It's Time to Deck the Halls at Pier 1

It's Time to Deck the Halls at Pier 1

In its third-quarter earnings release, Pier 1 Imports seemed to gain back a chunk of the loss it experienced earlier in the year. The home furnishings retailer increased revenue and comparable sales, seeming to right much of the wrong that it picked up in its second quarter. While that earlier period wasn't a bad showing, it had been less stellar than investors had hoped, and the stock fell 14% in a day. The growth this quarter was much more impressive, and the stock was up nearly 7% in afternoon trading yesterday.

The company's rediscovered strength came from an excellent kickoff to the holiday season, with Pier 1 putting up record numbers for Black Friday and the shopping weekend. Pier 1 also announced a share repurchase program this quarter, picking up $200 million in stock over an undetermined time. All in all, things are looking up for Pier 1, but the competition isn't doing poorly, either, and challenges abound.

Pier 1 brings it home for the holidays
Pier 1 hasn't had a great year. That's not fair -- Pier 1 has had a spotty year. The company stormed out to some fantastic gains, and by mid-May the stock peaked with a 26% year-to-date gain. Then things slowed for a few months before falling in October, when the second quarter was announced. The company missed revenue and earnings estimates, saying its "efforts focused around short- and long-term goals fell slightly out of balance."

That focus didn't seem to be a problem in the third quarter, and sales beat the market's expectations. However, the company entered into a more promotional environment than anticipated, and earnings per share took a hit, falling $0.02 short of the $0.28 expectation.

Operational efficiency was the key to this quarter's results. Gross margin declined slightly, but the business was able to make up for it on the cost side, keeping the earnings shortfall relatively small. Even with the promotions, operating margin increased compared to the same period last year, up to 9.3% of total sales.

A difficult competitive environment
Competitively, Pier 1 has been slightly outpaced this year by Williams-Sonoma and Restoration Hardware . Both companies have had rebound years, with Williams-Sonoma successfully expanding into Australia and Restoration Hardware clearly defining its brand.

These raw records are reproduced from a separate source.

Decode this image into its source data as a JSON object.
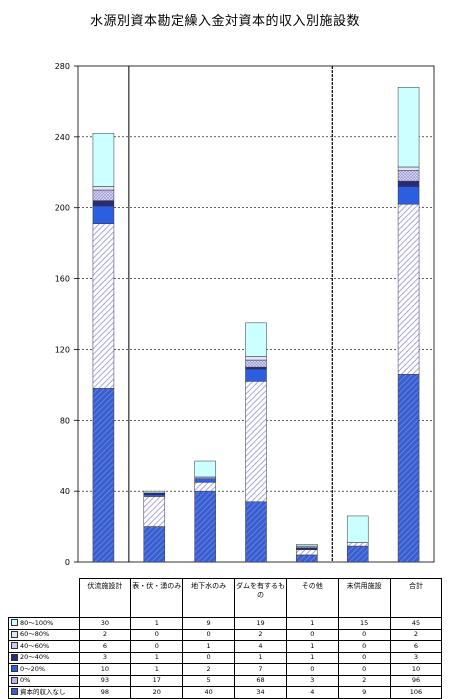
{
  "chart_data": {
    "type": "bar",
    "stacked": true,
    "title": "水源別資本勘定繰入金対資本的収入別施設数",
    "ylim": [
      0,
      280
    ],
    "yticks": [
      0,
      40,
      80,
      120,
      160,
      200,
      240,
      280
    ],
    "grid": true,
    "legend": "table-left",
    "categories": [
      "伏流施設計",
      "表・伏・湧のみ",
      "地下水のみ",
      "ダムを有するもの",
      "その他",
      "未供用施設",
      "合計"
    ],
    "series": [
      {
        "name": "資本的収入なし",
        "values": [
          98,
          20,
          40,
          34,
          4,
          9,
          106
        ],
        "color": "#3a5fcd",
        "fill": "hatch-dark"
      },
      {
        "name": "0%",
        "values": [
          93,
          17,
          5,
          68,
          3,
          2,
          96
        ],
        "color": "#b5b5e8",
        "fill": "hatch-light"
      },
      {
        "name": "0〜20%",
        "values": [
          10,
          1,
          2,
          7,
          0,
          0,
          10
        ],
        "color": "#2b5fe0",
        "fill": "solid"
      },
      {
        "name": "20〜40%",
        "values": [
          3,
          1,
          0,
          1,
          1,
          0,
          3
        ],
        "color": "#2a2a7a",
        "fill": "solid"
      },
      {
        "name": "40〜60%",
        "values": [
          6,
          0,
          1,
          4,
          1,
          0,
          6
        ],
        "color": "#ccccf2",
        "fill": "cross"
      },
      {
        "name": "60〜80%",
        "values": [
          2,
          0,
          0,
          2,
          0,
          0,
          2
        ],
        "color": "#e4e4f8",
        "fill": "solid"
      },
      {
        "name": "80〜100%",
        "values": [
          30,
          1,
          9,
          19,
          1,
          15,
          45
        ],
        "color": "#ccffff",
        "fill": "solid"
      }
    ]
  },
  "table_rows_order": [
    "80〜100%",
    "60〜80%",
    "40〜60%",
    "20〜40%",
    "0〜20%",
    "0%",
    "資本的収入なし"
  ]
}
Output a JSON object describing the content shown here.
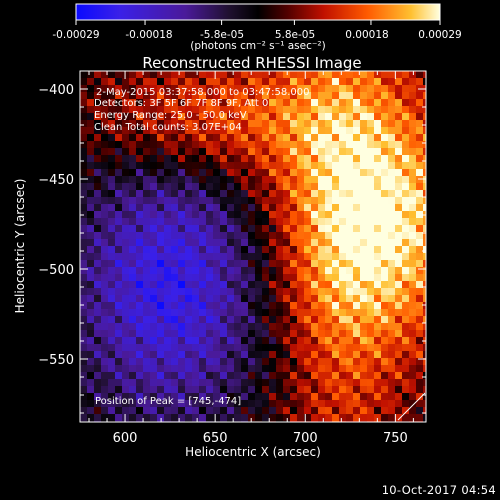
{
  "colorbar": {
    "ticks": [
      "-0.00029",
      "-0.00018",
      "-5.8e-05",
      "5.8e-05",
      "0.00018",
      "0.00029"
    ],
    "tick_values": [
      -0.00029,
      -0.00018,
      -5.8e-05,
      5.8e-05,
      0.00018,
      0.00029
    ],
    "range": [
      -0.00029,
      0.00029
    ],
    "units": "(photons cm⁻² s⁻¹ asec⁻²)"
  },
  "annotations": {
    "time_range": "2-May-2015 03:37:58.000 to 03:47:58.000",
    "detectors": "Detectors: 3F 5F 6F 7F 8F 9F, Att 0",
    "energy": "Energy Range: 25.0 - 50.0 keV",
    "clean": "Clean    Total counts: 3.07E+04",
    "peak": "Position of Peak = [745,-474]"
  },
  "timestamp": "10-Oct-2017 04:54",
  "chart_data": {
    "type": "heatmap",
    "title": "Reconstructed RHESSI Image",
    "xlabel": "Heliocentric X (arcsec)",
    "ylabel": "Heliocentric Y (arcsec)",
    "xlim": [
      575,
      767
    ],
    "ylim": [
      -585,
      -390
    ],
    "xticks": [
      600,
      650,
      700,
      750
    ],
    "yticks": [
      -550,
      -500,
      -450,
      -400
    ],
    "peak_position": [
      745,
      -474
    ],
    "colors": {
      "negative": "#0000ff",
      "zero": "#000000",
      "positive": "#ffff80",
      "background": "#000000",
      "foreground": "#ffffff"
    }
  }
}
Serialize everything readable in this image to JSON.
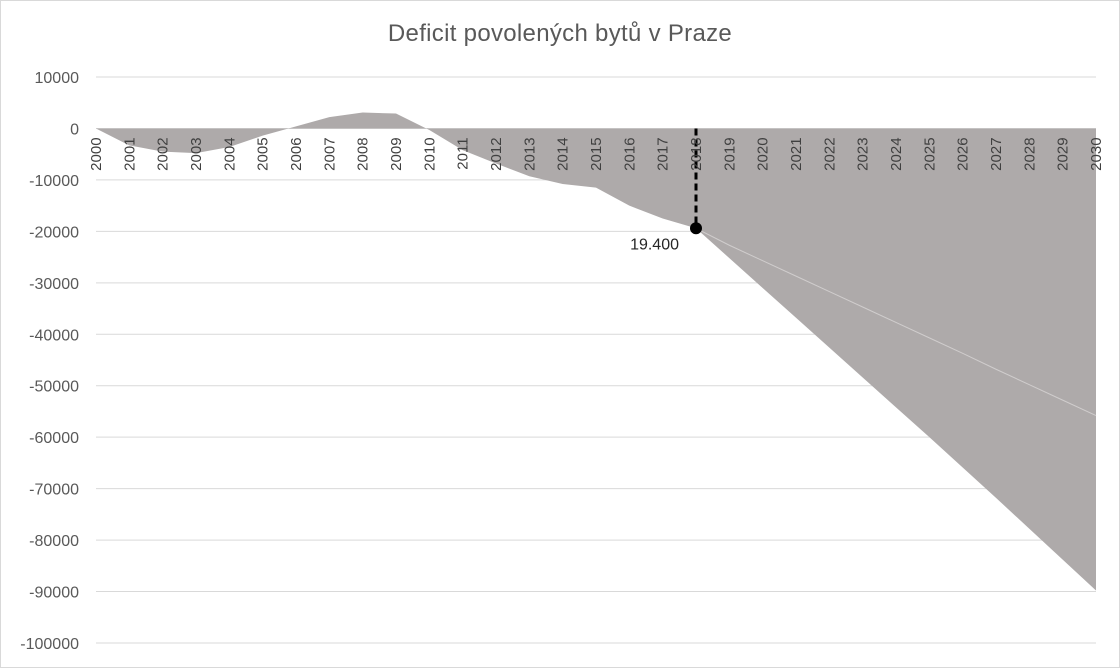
{
  "chart_data": {
    "type": "area",
    "title": "Deficit povolených bytů v Praze",
    "xlabel": "",
    "ylabel": "",
    "x": [
      "2000",
      "2001",
      "2002",
      "2003",
      "2004",
      "2005",
      "2006",
      "2007",
      "2008",
      "2009",
      "2010",
      "2011",
      "2012",
      "2013",
      "2014",
      "2015",
      "2016",
      "2017",
      "2018",
      "2019",
      "2020",
      "2021",
      "2022",
      "2023",
      "2024",
      "2025",
      "2026",
      "2027",
      "2028",
      "2029",
      "2030"
    ],
    "ylim": [
      -100000,
      10000
    ],
    "yticks": [
      10000,
      0,
      -10000,
      -20000,
      -30000,
      -40000,
      -50000,
      -60000,
      -70000,
      -80000,
      -90000,
      -100000
    ],
    "grid": true,
    "series": [
      {
        "values": [
          0,
          -3300,
          -4500,
          -4800,
          -3600,
          -1400,
          400,
          2200,
          3100,
          2900,
          -300,
          -4200,
          -6800,
          -9300,
          -10800,
          -11500,
          -15000,
          -17500,
          -19400,
          -22600,
          -25800,
          -29000,
          -32200,
          -35400,
          -38600,
          -41800,
          -45000,
          -48200,
          -51400,
          -54600,
          -57800
        ],
        "color": "#aeaaaa"
      },
      {
        "values": [
          null,
          null,
          null,
          null,
          null,
          null,
          null,
          null,
          null,
          null,
          null,
          null,
          null,
          null,
          null,
          null,
          null,
          null,
          -19400,
          -22700,
          -25700,
          -28700,
          -31700,
          -34700,
          -37700,
          -40700,
          -43700,
          -46800,
          -49800,
          -52800,
          -55800
        ],
        "color": "#aeaaaa"
      },
      {
        "values": [
          null,
          null,
          null,
          null,
          null,
          null,
          null,
          null,
          null,
          null,
          null,
          null,
          null,
          null,
          null,
          null,
          null,
          null,
          -19400,
          -25200,
          -31000,
          -36800,
          -42600,
          -48400,
          -54200,
          -60000,
          -65900,
          -71800,
          -77800,
          -83800,
          -89800
        ],
        "color": "#aeaaaa"
      }
    ],
    "annotations": [
      {
        "x": "2018",
        "y": -19400,
        "label": "19.400"
      }
    ],
    "colors": {
      "area": "#aeaaaa",
      "grid": "#d9d9d9",
      "marker": "#000000",
      "divider_line": "#d0cdcd"
    }
  }
}
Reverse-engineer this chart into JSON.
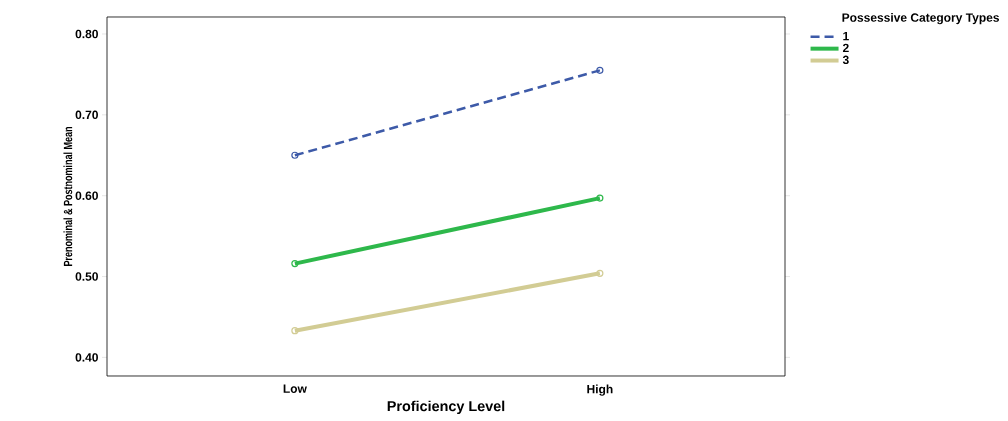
{
  "chart_data": {
    "type": "line",
    "xlabel": "Proficiency Level",
    "ylabel": "Prenominal & Postnominal Mean",
    "legend_title": "Possessive Category Types",
    "categories": [
      "Low",
      "High"
    ],
    "series": [
      {
        "name": "1",
        "color": "#3d5aa8",
        "values": [
          0.65,
          0.755
        ],
        "line_style": "dashed"
      },
      {
        "name": "2",
        "color": "#2eb84b",
        "values": [
          0.516,
          0.597
        ],
        "line_style": "solid"
      },
      {
        "name": "3",
        "color": "#d2cc94",
        "values": [
          0.433,
          0.504
        ],
        "line_style": "solid"
      }
    ],
    "ylim": [
      0.377,
      0.821
    ],
    "yticks": [
      {
        "value": 0.4,
        "label": "0.40"
      },
      {
        "value": 0.5,
        "label": "0.50"
      },
      {
        "value": 0.6,
        "label": "0.60"
      },
      {
        "value": 0.7,
        "label": "0.70"
      },
      {
        "value": 0.8,
        "label": "0.80"
      }
    ],
    "grid": false,
    "legend": "top right",
    "marker": "circle"
  }
}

Pier 1 seems to be having more difficulty connecting to customers, though its gross and operating margins are stronger than either Williams-Sonoma or Restoration Hardware, so it's not promoting too heavily yet. The problem is that it's also not driving customers through the door at the same rate.

The good news from Pier 1
Williams-Sonoma's Pottery Barn brand increased comparable-store sales by 8.4% last quarter, compared to 2012. Restoration Hardware was up a silly 29%, while Pier 1 rose just 6.9%. On the plus side, though, that's still at the higher end of the full retail spectrum, and it shows just how much this subsector is benefiting from a renewed interest in house buying in the U.S.

Overall, this was a very good quarter for Pier 1, and it proved that the company can recognize and fix its missteps. In 2014, I'm looking for a steadier pattern of growth from the company, as it figures out how to make its stores even more attractive to shoppers.